By Jessica Mcdiarmid, The Canadian Press
TORONTO - As financial markets flounder and the provincial economy staggers, Premier Dalton McGuinty sought to reassure residents Tuesday that Ontario will exercise "prudence" through these uncertain times.
People are justifiably worried about the credit crisis south of the border, McGuinty said, but he vowed that residents won't be left without core programs.
"We will do everything necessary to be able to maintain programs that they have to be able to count on, like our schools, our health care and job training opportunities," McGuinty said.
Seniors in particular are concerned that their savings are eroding, he noted.
With Ontario's economy already strapped, uncertainty abounds about what Monday's rejection of a US$700-billion bailout plan for the United States banking sector will mean for the province, he said.

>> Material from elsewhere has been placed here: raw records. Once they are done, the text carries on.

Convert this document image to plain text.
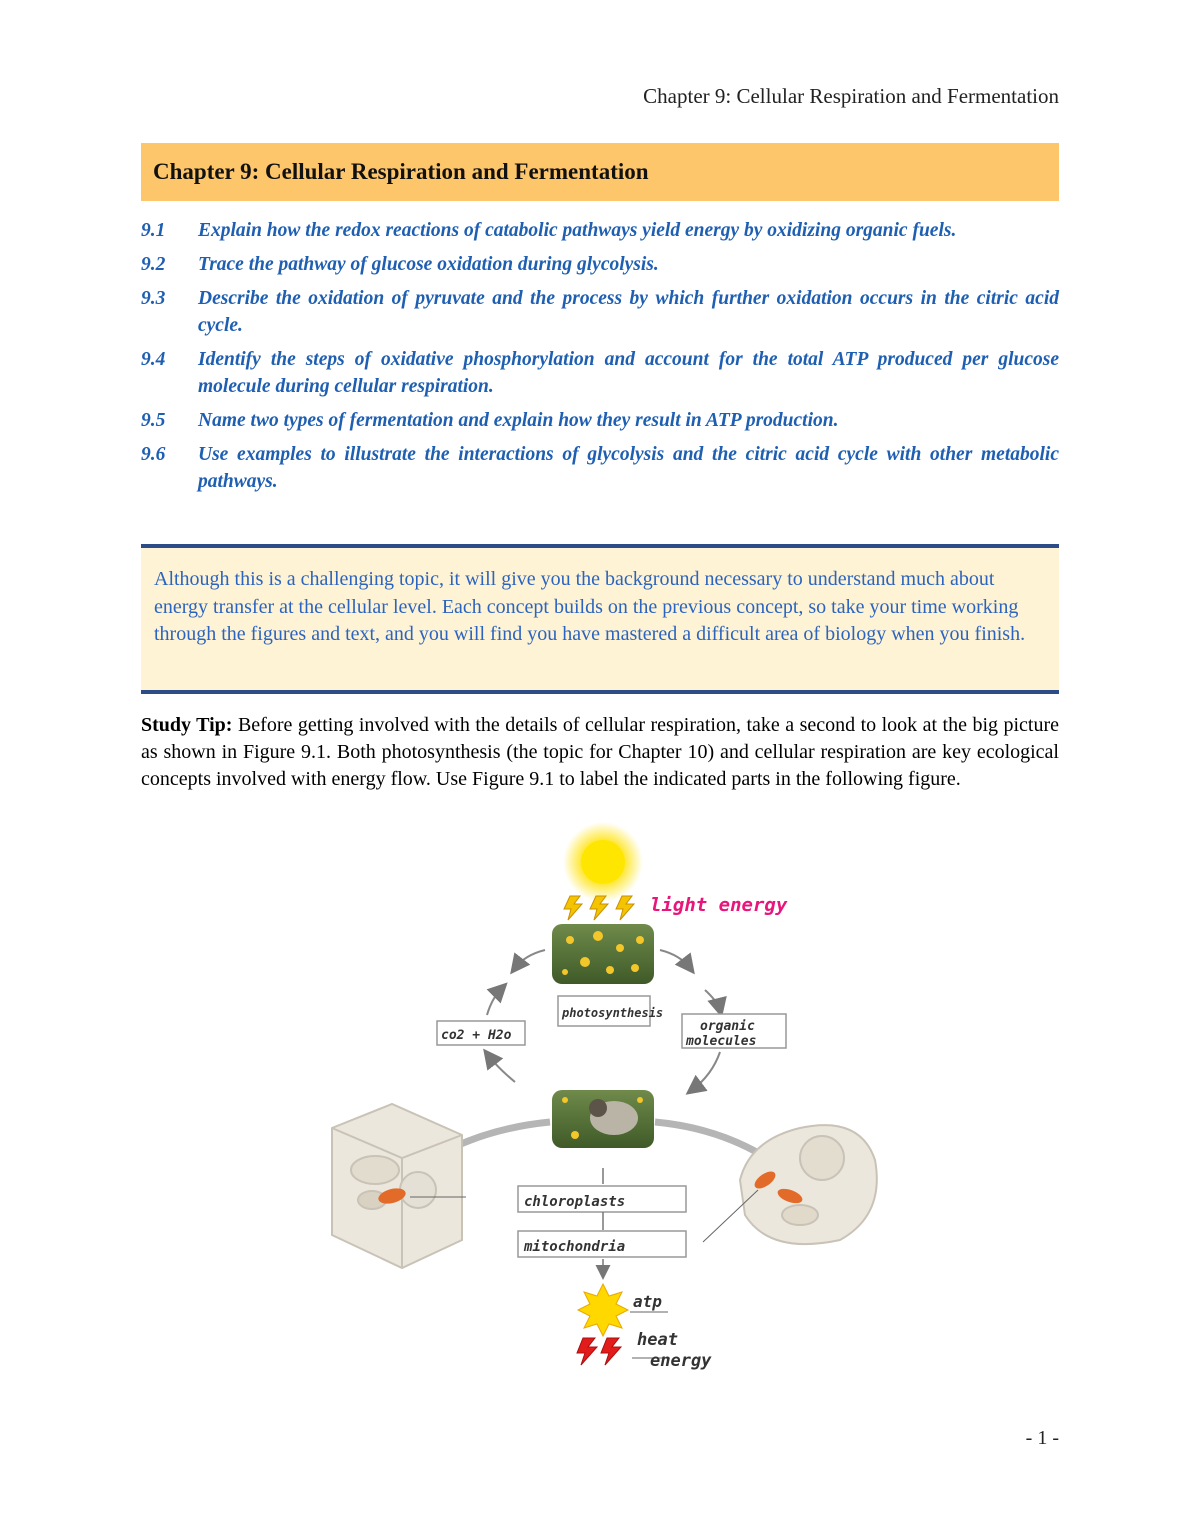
Chapter 9: Cellular Respiration and Fermentation
Chapter 9: Cellular Respiration and Fermentation
9.1	Explain how the redox reactions of catabolic pathways yield energy by oxidizing organic fuels.
9.2	Trace the pathway of glucose oxidation during glycolysis.
9.3	Describe the oxidation of pyruvate and the process by which further oxidation occurs in the citric acid cycle.
9.4	Identify the steps of oxidative phosphorylation and account for the total ATP produced per glucose molecule during cellular respiration.
9.5	Name two types of fermentation and explain how they result in ATP production.
9.6	Use examples to illustrate the interactions of glycolysis and the citric acid cycle with other metabolic pathways.

Although this is a challenging topic, it will give you the background necessary to understand much about energy transfer at the cellular level. Each concept builds on the previous concept, so take your time working through the figures and text, and you will find you have mastered a difficult area of biology when you finish.

Study Tip: Before getting involved with the details of cellular respiration, take a second to look at the big picture as shown in Figure 9.1. Both photosynthesis (the topic for Chapter 10) and cellular respiration are key ecological concepts involved with energy flow. Use Figure 9.1 to label the indicated parts in the following figure.
light energy
photosynthesis
organic
molecules
co2 + H2o
chloroplasts
mitochondria
atp
heat
energy
- 1 -
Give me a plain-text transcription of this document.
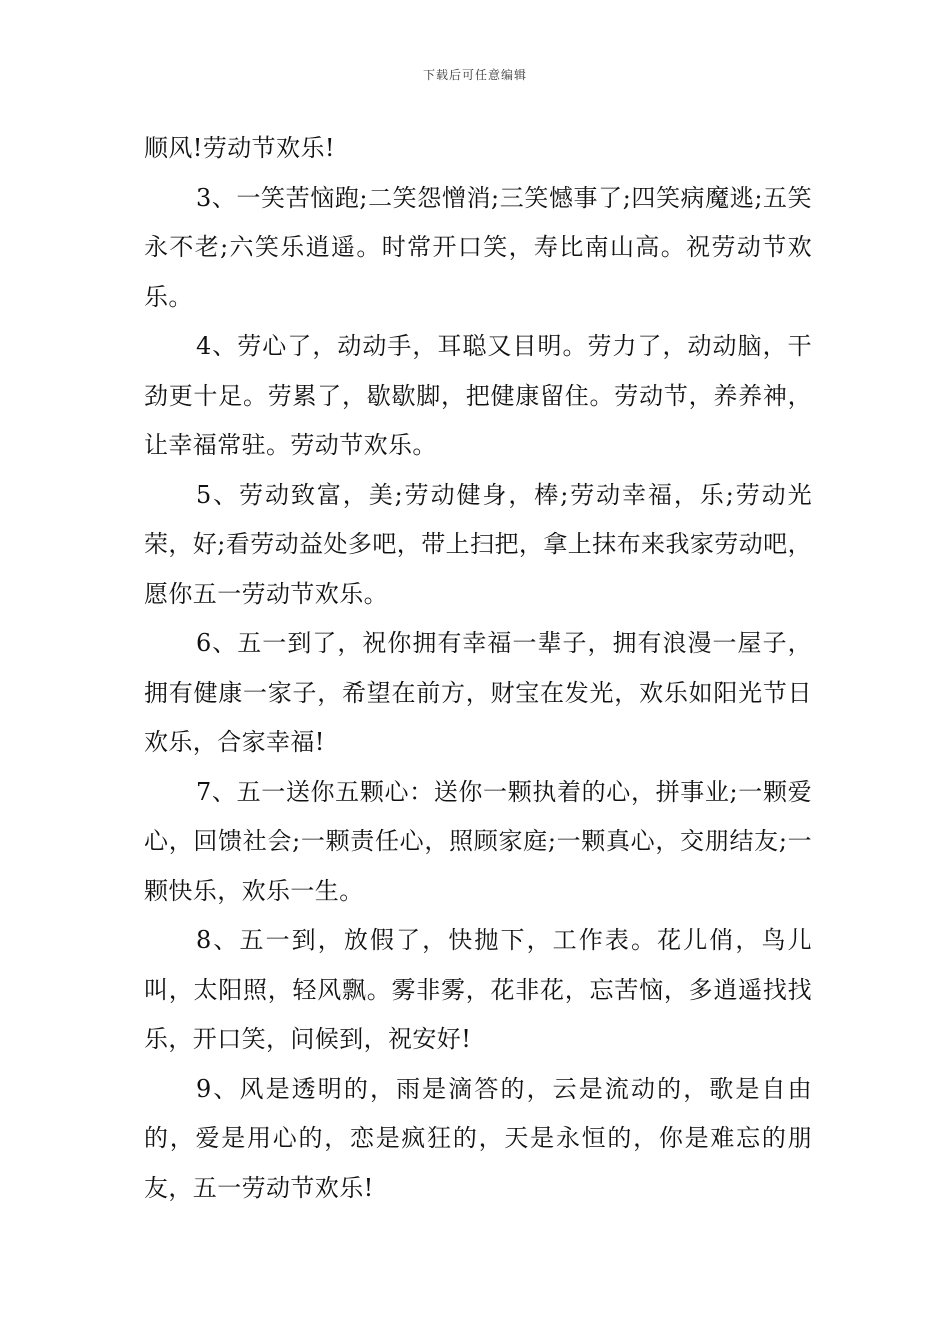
下载后可任意编辑

顺风!劳动节欢乐!

3、一笑苦恼跑;二笑怨憎消;三笑憾事了;四笑病魔逃;五笑永不老;六笑乐逍遥。时常开口笑，寿比南山高。祝劳动节欢乐。

4、劳心了，动动手，耳聪又目明。劳力了，动动脑，干劲更十足。劳累了，歇歇脚，把健康留住。劳动节，养养神，让幸福常驻。劳动节欢乐。

5、劳动致富，美;劳动健身，棒;劳动幸福，乐;劳动光荣，好;看劳动益处多吧，带上扫把，拿上抹布来我家劳动吧，愿你五一劳动节欢乐。

6、五一到了，祝你拥有幸福一辈子，拥有浪漫一屋子，拥有健康一家子，希望在前方，财宝在发光，欢乐如阳光节日欢乐，合家幸福!

7、五一送你五颗心：送你一颗执着的心，拼事业;一颗爱心，回馈社会;一颗责任心，照顾家庭;一颗真心，交朋结友;一颗快乐，欢乐一生。

8、五一到，放假了，快抛下，工作表。花儿俏，鸟儿叫，太阳照，轻风飘。雾非雾，花非花，忘苦恼，多逍遥找找乐，开口笑，问候到，祝安好!

9、风是透明的，雨是滴答的，云是流动的，歌是自由的，爱是用心的，恋是疯狂的，天是永恒的，你是难忘的朋友，五一劳动节欢乐!
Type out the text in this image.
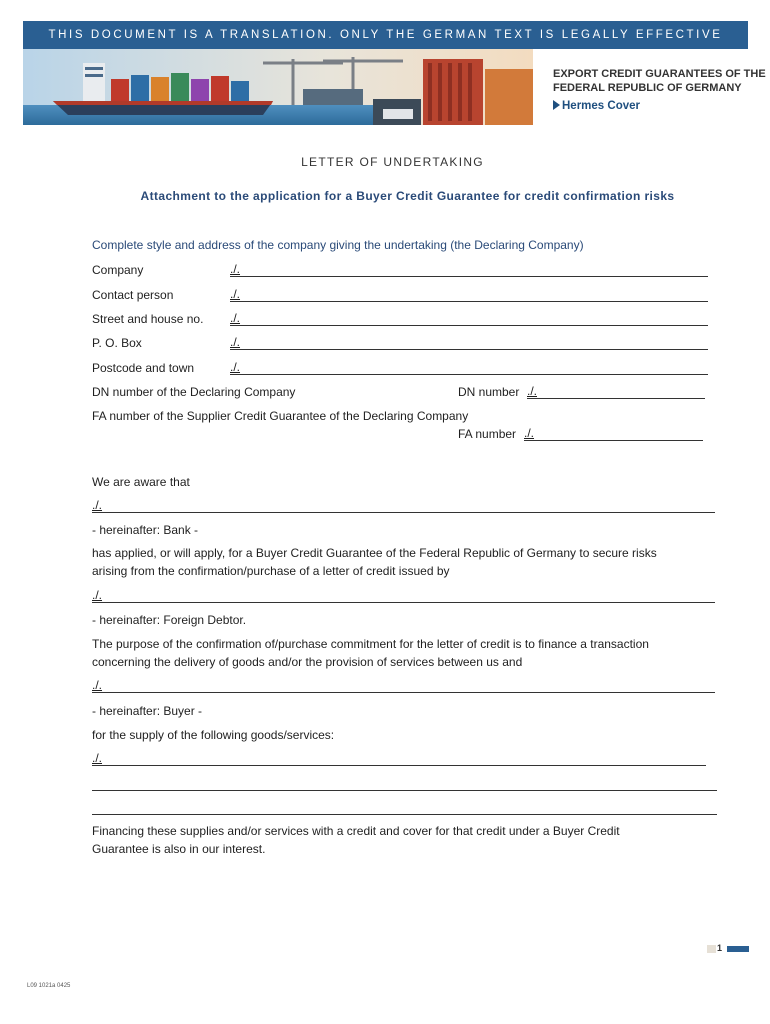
THIS DOCUMENT IS A TRANSLATION. ONLY THE GERMAN TEXT IS LEGALLY EFFECTIVE
EXPORT CREDIT GUARANTEES OF THE
FEDERAL REPUBLIC OF GERMANY
Hermes Cover
LETTER OF UNDERTAKING
Attachment to the application for a Buyer Credit Guarantee for credit confirmation risks
Complete style and address of the company giving the undertaking (the Declaring Company)
Company	./.
Contact person	./.
Street and house no. ./.
P. O. Box	./.
Postcode and town	./.
DN number of the Declaring Company	DN number ./.
FA number of the Supplier Credit Guarantee of the Declaring Company
FA number ./.
We are aware that
./.
- hereinafter: Bank -
has applied, or will apply, for a Buyer Credit Guarantee of the Federal Republic of Germany to secure risks
arising from the confirmation/purchase of a letter of credit issued by
./.
- hereinafter: Foreign Debtor.
The purpose of the confirmation of/purchase commitment for the letter of credit is to finance a transaction
concerning the delivery of goods and/or the provision of services between us and
./.
- hereinafter: Buyer -
for the supply of the following goods/services:
./.
Financing these supplies and/or services with a credit and cover for that credit under a Buyer Credit
Guarantee is also in our interest.
1
L09 1021a 0425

The nixing of the plan came the same day Ontario Finance Minister Dwight Duncan warned that "tough times" are ahead for Canada's most populous province.
Duncan said that despite slight growth in Ontario's gross domestic product of 0.3 per cent in the second quarter after a decline of 0.4 per cent in the first quarter, growing economic uncertainty remains troublesome.
McGuinty conceded that Ontario's economy is tightly linked to the U.S.'s, and he said some traditional manufacturing sectors will likely vanish forever.
Some analysts are warning that Canadians should brace for shock effects of the increasingly uncertain U.S. economy, even though stock markets shot back up Tuesday amid hopes the bailout plan could be salvaged.
McGuinty said he's confident Canadian banks are more stable than those south of the border, but added he'll wait for the experts to determine the potential impact of the rejected bailout plan on the province.
"The fall economic statement will ... speak to the need for us to be prudent at this particular point in time, given what is happening to our revenues and a very slow rate of growth," McGuinty said of the statement to be delivered Oct. 22.
"We have yet to see how these most recent events will impact on us in any direct sense."
Ontario has already lost more than 200,000 manufacturing jobs since 2002. On Tuesday, the Volvo group announced that another 500 jobs would be shipped from Goderich, Ont., to a U.S. factory.
McGuinty has frequently come under fire from the opposition parties for what they call a lack of competitiveness in drawing business, but the premier said other provinces have an easier time cutting corporate taxes because they get a better deal from the federal government.
He said other provinces have been able to bolster economic development programs and chop corporate taxes "using Ontario money."
But McGuinty said he didn't think the current economic crunch would make his so-called "campaign for fairness" from the federal government a tougher battle.
"I would argue just the opposite," he said. "I think Canadians are fair-minded people. I think they want to do what they know is the right thing to do."
In response to McGuinty's warning that parts of the traditional manufacturing sector are unlikely to rebound, Progressive Conservative Leader John Tory said he'd like to see "a more positive attitude."
"What he's got to do is get off his backside and make this the most attractive place in the world for manufacturers to invest," Tory said.
NDP critic Peter Kormos said it was "incredibly regrettable" that McGuinty was "resigned" to the job-loss crisis in Ontario.
"The McGuinty government has done nothing by way of policy development to save, protect or restore industrial manufacturing jobs. Mr. McGuinty appears resigned to Ontario becoming a Third World economy with minimum-wage jobs."